Later, I joined a free walking tour in Old Town Square. The tour started with the famous Astrological Clock from 1410, which my tour guide sardonically explained was the second most overrated attraction in Europe (aside from the Little Mermaid in Copenhagen). Despite this dismissal, the clock and the square enchanted me. Still, I found the contrast in Prague’s architecture jarring. Our tour took us past both beautiful medieval cathedrals and hulking Soviet structures. An ominous number of TGI Fridays, Hard Rock Cafes, and restaurants offering “REAL Bohemian specialties!” lined picturesque medieval squares. Something felt off to me, and I couldn’t put my finger on it. Was this just how travel was?, I thought. Jarring and a little disappointingly familiar?
At one point the guide paused to explain an important part of living in Prague: the city can feel cold to visitors because residents have had to contend with the spying and suspicion that comes with occupation. Until the 1989 Velvet Revolution, many Czech people feared persecution and exposure to secret police. Even now, with the increasing wave of tourists (us included), many citizens feel they are again losing hold of their city. The tour guide put into words something I had felt since arriving in Prague — the city felt beautiful but guarded. It sounds cliche, but it felt like the “Real Prague” was hidden somewhere, protected.

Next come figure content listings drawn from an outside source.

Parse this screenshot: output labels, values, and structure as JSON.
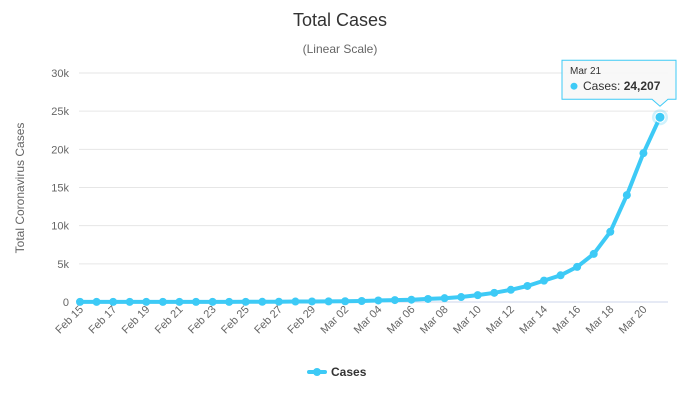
{
  "chart_data": {
    "type": "line",
    "title": "Total Cases",
    "subtitle": "(Linear Scale)",
    "ylabel": "Total Coronavirus Cases",
    "xlabel": "",
    "ylim": [
      0,
      30000
    ],
    "yticks": [
      "0",
      "5k",
      "10k",
      "15k",
      "20k",
      "25k",
      "30k"
    ],
    "ytick_values": [
      0,
      5000,
      10000,
      15000,
      20000,
      25000,
      30000
    ],
    "grid": true,
    "legend_position": "bottom-center",
    "color": "#3dcaf6",
    "x": [
      "Feb 15",
      "Feb 16",
      "Feb 17",
      "Feb 18",
      "Feb 19",
      "Feb 20",
      "Feb 21",
      "Feb 22",
      "Feb 23",
      "Feb 24",
      "Feb 25",
      "Feb 26",
      "Feb 27",
      "Feb 28",
      "Feb 29",
      "Mar 01",
      "Mar 02",
      "Mar 03",
      "Mar 04",
      "Mar 05",
      "Mar 06",
      "Mar 07",
      "Mar 08",
      "Mar 09",
      "Mar 10",
      "Mar 11",
      "Mar 12",
      "Mar 13",
      "Mar 14",
      "Mar 15",
      "Mar 16",
      "Mar 17",
      "Mar 18",
      "Mar 19",
      "Mar 20",
      "Mar 21"
    ],
    "xtick_labels": [
      "Feb 15",
      "Feb 17",
      "Feb 19",
      "Feb 21",
      "Feb 23",
      "Feb 25",
      "Feb 27",
      "Feb 29",
      "Mar 02",
      "Mar 04",
      "Mar 06",
      "Mar 08",
      "Mar 10",
      "Mar 12",
      "Mar 14",
      "Mar 16",
      "Mar 18",
      "Mar 20"
    ],
    "series": [
      {
        "name": "Cases",
        "values": [
          15,
          15,
          15,
          15,
          15,
          15,
          15,
          15,
          15,
          15,
          20,
          30,
          40,
          60,
          70,
          80,
          100,
          130,
          200,
          250,
          300,
          400,
          500,
          650,
          900,
          1200,
          1600,
          2100,
          2800,
          3500,
          4600,
          6300,
          9200,
          14000,
          19500,
          24207
        ]
      }
    ],
    "tooltip": {
      "date": "Mar 21",
      "label": "Cases: ",
      "value": "24,207"
    }
  }
}
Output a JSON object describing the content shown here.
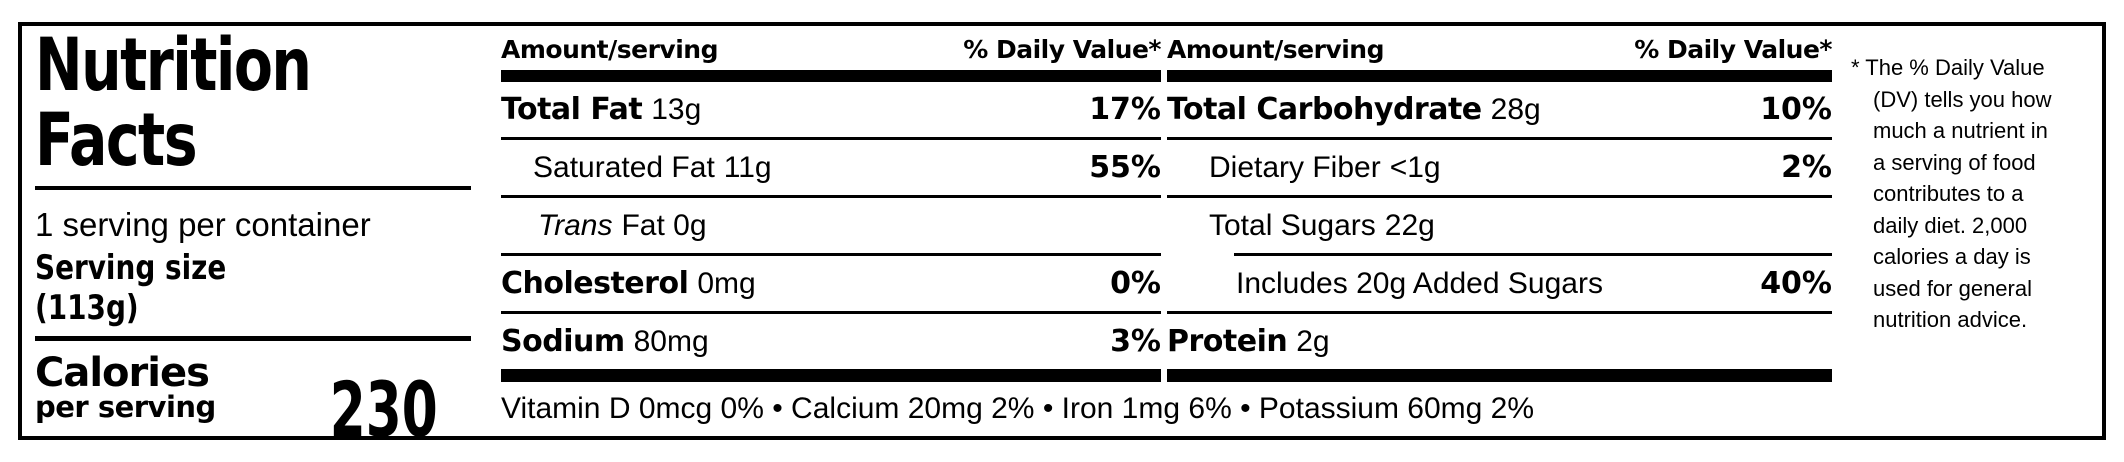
{
  "left_panel": {
    "title_line1": "Nutrition",
    "title_line2": "Facts",
    "servings_per_container": "1 serving per container",
    "serving_size_label": "Serving size",
    "serving_size_value": "(113g)",
    "calories_label": "Calories",
    "calories_sublabel": "per serving",
    "calories_value": "230"
  },
  "columns": [
    {
      "header_amount": "Amount/serving",
      "header_dv": "% Daily Value*",
      "rows": [
        {
          "label": "Total Fat",
          "amount": "13g",
          "dv": "17%"
        },
        {
          "label": "Saturated Fat",
          "amount": "11g",
          "dv": "55%"
        },
        {
          "label": "Trans",
          "amount": "Fat 0g",
          "dv": ""
        },
        {
          "label": "Cholesterol",
          "amount": "0mg",
          "dv": "0%"
        },
        {
          "label": "Sodium",
          "amount": "80mg",
          "dv": "3%"
        }
      ]
    },
    {
      "header_amount": "Amount/serving",
      "header_dv": "% Daily Value*",
      "rows": [
        {
          "label": "Total Carbohydrate",
          "amount": "28g",
          "dv": "10%"
        },
        {
          "label": "Dietary Fiber",
          "amount": "<1g",
          "dv": "2%"
        },
        {
          "label": "Total Sugars",
          "amount": "22g",
          "dv": ""
        },
        {
          "label": "Includes 20g Added Sugars",
          "amount": "",
          "dv": "40%"
        },
        {
          "label": "Protein",
          "amount": "2g",
          "dv": ""
        }
      ]
    }
  ],
  "micronutrients": "Vitamin D 0mcg 0% • Calcium 20mg 2% • Iron 1mg 6% • Potassium 60mg 2%",
  "footnote": "* The % Daily Value\n(DV) tells you how\nmuch a nutrient in\na serving of food\ncontributes to a\ndaily diet. 2,000\ncalories a day is\nused for general\nnutrition advice.",
  "colors": {
    "ink": "#000000",
    "paper": "#ffffff"
  }
}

I spent the next few days winding through the stone streets, working to peel back a few of Prague’s layers. One afternoon, I found a small outdoor market where smoke from roasting sausage drifted through the wooden stalls and mothers and children danced to street performers. One evening I stumbled upon a free outdoor classical music concert as the sun was setting. Another night I met a Danish couple in an underground bar. It was a stone cavern with furs hanging on the walls, and I felt transported to centuries ago. It was only us and a group of rowdy, middle-aged Czech men. At one point a red-faced man stood and belted a song to lively accordion accompaniment. Over pilsners, the Danish couple tried to explain the concept of hyggelig (in 2014, before it was cool!), and that warm bar with its singers, and candles, and wood beams, was exactly that—cozy in a charming, contented sort of way.
That trip I learned that you can’t force a city to reveal itself. In the same light, you can’t force yourself to love a place simply by visiting recommended attractions. Travel is a symbiotic relationship. If you’re patient and spend time listening and observing, the pieces of a memorable trip will come together.
Our conversation turned, and the couple mused that there are summer cities and winter cities. In Copenhagen, which they asserted was a winter city, residents often create cozy indoor spaces where they can huddle for warmth and company. In Prague, on the other hand, people live out in the sunny squares listening to music over beer and sausages, perhaps still grateful to enjoy public space at all. I sipped my own beer, listening to the music and cheers, and thought about the warmth and chill of a summer city.